An NVCA report found that one-third of US-based, venture-backed companies that went IPO between 2006 and 2012 had at least one immigrant founder.
Meanwhile, other countries are taking advantage of US immigration policy, particularly in terms of drawing in talent. Jennifer Young, chief executive of the Technology Councils of North America, is testifying in the “Oh, Canada!” hearing next week. She notes that Canada has taken a “pragmatic and balanced approach to position their country to be a world contender in the fields of artificial intelligence, automation, and the creative industries.
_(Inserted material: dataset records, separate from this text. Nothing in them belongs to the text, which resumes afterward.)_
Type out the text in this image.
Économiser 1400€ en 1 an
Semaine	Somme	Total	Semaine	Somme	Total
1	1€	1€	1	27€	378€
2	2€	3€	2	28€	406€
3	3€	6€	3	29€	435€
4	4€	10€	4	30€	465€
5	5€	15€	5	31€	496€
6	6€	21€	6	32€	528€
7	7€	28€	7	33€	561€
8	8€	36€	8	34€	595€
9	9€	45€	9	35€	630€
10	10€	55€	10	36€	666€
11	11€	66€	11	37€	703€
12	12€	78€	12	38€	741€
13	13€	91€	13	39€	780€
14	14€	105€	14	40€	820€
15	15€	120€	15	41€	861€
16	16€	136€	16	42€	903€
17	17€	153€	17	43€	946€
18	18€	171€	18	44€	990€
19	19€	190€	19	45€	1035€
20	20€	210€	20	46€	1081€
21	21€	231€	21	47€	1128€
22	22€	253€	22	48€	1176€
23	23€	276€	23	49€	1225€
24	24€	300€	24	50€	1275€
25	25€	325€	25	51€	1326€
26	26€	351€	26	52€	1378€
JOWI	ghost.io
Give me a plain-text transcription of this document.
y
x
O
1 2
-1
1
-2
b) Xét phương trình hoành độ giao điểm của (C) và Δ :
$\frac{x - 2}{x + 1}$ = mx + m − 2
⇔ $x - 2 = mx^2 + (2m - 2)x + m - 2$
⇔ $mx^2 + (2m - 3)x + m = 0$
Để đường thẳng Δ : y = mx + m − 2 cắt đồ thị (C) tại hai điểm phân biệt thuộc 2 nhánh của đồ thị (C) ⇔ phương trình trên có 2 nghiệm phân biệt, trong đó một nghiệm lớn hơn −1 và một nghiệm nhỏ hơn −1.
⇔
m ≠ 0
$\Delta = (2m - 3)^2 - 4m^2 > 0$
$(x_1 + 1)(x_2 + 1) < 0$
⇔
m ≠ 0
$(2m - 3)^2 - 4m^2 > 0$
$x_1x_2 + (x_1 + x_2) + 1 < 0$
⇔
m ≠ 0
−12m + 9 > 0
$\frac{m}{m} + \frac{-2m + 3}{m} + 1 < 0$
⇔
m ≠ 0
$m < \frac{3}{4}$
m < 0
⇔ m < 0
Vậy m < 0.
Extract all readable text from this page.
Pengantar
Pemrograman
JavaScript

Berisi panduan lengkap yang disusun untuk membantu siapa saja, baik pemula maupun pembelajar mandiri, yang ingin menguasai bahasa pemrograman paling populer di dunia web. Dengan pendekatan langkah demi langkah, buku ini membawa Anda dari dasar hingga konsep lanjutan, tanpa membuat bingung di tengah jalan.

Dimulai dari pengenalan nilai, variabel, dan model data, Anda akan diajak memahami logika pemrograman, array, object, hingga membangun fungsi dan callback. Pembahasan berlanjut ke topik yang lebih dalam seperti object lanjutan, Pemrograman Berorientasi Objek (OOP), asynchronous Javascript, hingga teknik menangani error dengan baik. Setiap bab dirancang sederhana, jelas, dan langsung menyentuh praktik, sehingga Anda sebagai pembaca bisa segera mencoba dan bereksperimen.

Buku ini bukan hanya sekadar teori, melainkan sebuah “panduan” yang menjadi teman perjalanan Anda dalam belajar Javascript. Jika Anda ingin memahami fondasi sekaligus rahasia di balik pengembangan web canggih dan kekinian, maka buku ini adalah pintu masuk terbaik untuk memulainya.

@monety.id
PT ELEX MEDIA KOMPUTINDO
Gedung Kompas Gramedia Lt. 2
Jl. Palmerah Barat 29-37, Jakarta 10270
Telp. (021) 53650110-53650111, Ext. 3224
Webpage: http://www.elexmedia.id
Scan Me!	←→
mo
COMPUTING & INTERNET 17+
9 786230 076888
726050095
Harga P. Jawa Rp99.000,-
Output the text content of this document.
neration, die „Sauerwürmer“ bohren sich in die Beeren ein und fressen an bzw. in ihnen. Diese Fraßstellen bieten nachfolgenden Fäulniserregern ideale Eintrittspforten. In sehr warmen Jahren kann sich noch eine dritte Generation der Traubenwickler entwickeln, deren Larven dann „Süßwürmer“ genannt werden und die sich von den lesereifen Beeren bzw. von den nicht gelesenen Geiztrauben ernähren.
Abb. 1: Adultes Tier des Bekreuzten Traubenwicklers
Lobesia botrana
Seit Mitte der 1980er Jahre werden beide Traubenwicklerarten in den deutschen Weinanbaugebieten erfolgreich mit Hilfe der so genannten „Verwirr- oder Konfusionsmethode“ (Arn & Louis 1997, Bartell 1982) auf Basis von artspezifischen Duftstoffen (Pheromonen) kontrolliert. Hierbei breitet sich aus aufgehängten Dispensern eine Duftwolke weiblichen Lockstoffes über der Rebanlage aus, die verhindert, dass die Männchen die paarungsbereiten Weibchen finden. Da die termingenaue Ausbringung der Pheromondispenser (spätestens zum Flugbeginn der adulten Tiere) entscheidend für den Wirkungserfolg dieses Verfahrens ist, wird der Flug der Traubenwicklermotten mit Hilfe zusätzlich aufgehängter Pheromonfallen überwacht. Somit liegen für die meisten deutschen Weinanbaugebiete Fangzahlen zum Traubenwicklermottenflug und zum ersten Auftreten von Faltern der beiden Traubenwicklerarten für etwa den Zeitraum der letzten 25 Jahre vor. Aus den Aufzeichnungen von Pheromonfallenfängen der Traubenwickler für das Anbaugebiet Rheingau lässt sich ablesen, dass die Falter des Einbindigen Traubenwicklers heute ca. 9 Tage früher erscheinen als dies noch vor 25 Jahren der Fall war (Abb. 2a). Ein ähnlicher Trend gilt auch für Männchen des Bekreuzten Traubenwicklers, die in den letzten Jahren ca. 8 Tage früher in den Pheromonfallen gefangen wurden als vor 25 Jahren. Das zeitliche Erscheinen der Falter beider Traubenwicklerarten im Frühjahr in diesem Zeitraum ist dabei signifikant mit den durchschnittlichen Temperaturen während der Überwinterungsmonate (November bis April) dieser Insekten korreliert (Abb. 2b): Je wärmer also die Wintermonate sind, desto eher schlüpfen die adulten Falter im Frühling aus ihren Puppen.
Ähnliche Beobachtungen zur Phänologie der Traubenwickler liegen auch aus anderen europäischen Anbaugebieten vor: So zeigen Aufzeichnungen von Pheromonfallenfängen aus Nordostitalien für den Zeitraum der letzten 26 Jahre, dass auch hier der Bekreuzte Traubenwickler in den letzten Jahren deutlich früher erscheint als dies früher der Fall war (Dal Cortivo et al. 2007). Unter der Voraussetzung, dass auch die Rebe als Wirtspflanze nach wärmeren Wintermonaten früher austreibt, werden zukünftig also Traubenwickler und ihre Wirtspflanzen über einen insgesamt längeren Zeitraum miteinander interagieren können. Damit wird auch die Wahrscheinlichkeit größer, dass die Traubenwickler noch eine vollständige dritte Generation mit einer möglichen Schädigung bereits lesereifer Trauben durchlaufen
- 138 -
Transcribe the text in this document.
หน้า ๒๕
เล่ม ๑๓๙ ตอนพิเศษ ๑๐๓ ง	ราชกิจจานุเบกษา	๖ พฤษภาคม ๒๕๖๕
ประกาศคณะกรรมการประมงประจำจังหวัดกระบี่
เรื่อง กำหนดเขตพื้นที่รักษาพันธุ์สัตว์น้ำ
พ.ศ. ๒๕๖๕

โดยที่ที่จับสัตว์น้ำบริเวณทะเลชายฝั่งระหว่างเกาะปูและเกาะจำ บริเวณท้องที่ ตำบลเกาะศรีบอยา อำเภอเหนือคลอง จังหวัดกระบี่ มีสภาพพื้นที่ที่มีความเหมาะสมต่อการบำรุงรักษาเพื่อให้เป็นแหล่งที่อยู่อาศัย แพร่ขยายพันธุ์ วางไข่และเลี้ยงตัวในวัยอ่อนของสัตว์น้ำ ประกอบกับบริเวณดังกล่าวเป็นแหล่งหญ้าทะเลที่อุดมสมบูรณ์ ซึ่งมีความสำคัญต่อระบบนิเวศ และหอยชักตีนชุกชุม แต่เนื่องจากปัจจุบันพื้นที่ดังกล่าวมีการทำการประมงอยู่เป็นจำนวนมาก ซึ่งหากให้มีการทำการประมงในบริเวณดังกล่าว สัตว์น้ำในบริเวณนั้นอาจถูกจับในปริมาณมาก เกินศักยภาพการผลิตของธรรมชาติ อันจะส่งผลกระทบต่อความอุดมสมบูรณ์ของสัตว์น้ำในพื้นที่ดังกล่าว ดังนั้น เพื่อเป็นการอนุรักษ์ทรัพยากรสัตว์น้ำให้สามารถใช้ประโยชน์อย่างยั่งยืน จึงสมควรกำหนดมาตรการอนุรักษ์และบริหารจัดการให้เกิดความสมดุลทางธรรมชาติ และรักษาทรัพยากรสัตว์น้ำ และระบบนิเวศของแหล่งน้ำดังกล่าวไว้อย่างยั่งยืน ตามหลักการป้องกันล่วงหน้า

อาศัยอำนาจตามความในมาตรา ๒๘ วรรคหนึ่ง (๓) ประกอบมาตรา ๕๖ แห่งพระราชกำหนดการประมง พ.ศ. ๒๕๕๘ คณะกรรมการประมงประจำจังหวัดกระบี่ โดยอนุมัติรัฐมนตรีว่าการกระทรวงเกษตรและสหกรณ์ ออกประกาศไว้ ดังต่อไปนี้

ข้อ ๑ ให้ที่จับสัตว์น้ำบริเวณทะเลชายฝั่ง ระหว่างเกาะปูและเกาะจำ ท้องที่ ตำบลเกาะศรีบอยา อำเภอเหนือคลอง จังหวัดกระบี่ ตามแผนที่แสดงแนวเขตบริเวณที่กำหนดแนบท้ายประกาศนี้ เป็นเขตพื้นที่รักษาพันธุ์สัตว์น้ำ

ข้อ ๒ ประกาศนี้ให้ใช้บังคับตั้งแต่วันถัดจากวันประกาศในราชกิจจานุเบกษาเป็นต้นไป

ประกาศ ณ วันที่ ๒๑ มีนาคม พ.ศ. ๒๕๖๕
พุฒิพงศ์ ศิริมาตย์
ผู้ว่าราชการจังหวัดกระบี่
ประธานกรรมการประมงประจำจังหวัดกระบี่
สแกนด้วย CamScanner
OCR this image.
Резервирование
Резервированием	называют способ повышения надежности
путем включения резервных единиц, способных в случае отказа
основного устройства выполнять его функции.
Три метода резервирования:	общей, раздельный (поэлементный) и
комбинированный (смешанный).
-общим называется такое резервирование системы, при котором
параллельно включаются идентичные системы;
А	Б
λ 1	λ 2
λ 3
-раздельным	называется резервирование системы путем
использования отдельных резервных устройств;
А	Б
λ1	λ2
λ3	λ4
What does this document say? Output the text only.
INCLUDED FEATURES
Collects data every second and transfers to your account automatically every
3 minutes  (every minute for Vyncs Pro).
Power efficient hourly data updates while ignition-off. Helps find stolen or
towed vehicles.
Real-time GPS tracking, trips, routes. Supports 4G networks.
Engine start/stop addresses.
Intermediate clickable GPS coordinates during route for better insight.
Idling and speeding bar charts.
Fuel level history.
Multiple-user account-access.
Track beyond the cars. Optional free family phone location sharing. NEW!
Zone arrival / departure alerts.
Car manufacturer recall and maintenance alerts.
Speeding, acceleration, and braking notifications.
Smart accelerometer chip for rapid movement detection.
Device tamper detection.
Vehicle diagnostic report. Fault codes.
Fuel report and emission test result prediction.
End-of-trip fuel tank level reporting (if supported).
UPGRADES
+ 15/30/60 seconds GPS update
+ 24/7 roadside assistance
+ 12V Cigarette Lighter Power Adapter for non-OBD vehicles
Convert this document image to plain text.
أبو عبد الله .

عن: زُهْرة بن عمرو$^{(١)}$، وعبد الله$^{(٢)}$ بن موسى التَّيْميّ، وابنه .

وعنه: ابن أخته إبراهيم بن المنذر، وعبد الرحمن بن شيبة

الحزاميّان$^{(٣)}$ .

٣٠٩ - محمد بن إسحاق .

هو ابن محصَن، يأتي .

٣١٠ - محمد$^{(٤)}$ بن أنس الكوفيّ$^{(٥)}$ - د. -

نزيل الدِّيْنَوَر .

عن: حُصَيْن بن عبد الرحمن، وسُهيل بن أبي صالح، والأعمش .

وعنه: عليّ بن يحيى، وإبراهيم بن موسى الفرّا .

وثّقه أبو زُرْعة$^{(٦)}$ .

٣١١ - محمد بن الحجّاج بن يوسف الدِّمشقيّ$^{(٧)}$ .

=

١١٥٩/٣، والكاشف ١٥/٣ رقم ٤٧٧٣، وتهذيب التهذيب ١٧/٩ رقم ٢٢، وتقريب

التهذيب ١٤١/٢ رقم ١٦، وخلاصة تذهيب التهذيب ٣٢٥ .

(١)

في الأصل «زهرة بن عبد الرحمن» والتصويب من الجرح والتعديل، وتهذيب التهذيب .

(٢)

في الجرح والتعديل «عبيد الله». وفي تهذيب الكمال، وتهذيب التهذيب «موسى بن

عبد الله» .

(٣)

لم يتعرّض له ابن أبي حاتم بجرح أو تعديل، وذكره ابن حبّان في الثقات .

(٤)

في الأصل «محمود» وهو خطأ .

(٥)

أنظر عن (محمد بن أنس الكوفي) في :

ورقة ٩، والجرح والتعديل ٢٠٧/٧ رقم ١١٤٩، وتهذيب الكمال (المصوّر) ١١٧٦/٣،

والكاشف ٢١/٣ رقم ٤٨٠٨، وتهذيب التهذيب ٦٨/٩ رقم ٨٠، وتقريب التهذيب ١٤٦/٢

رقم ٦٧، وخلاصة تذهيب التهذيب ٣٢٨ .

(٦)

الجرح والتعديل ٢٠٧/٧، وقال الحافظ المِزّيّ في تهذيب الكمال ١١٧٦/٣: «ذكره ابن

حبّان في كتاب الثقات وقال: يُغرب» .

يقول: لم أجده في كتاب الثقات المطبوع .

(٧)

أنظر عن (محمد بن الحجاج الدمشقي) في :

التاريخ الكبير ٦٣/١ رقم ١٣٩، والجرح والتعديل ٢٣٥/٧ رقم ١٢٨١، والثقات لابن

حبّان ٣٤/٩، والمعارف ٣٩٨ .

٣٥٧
Make no mistake, the Canadians have come to compete. Across their nation, cities like Toronto, Vancouver, Montreal and Winnipeg have become magnets for American companies looking to tackle complex issues with some of the brightest minds.”
Michael Brown, a Boston-based general partner at Battery Ventures, and newly appointed chair of the NVCA, told me: “The US used to be the place where immigrants got educated, started a business, and pursued the American dream. We now find ourselves in a competitive world and the US is losing steam.”
As disruptive as the pandemic and the recession were, venture activity in the US has largely bounced back. And perhaps even thrived. I don’t want to sound jingoistic, but it will be interesting to see if the same will be said if no steps are taken on US immigration policy. Who will win the competition to draw in foreign-born entrepreneurs?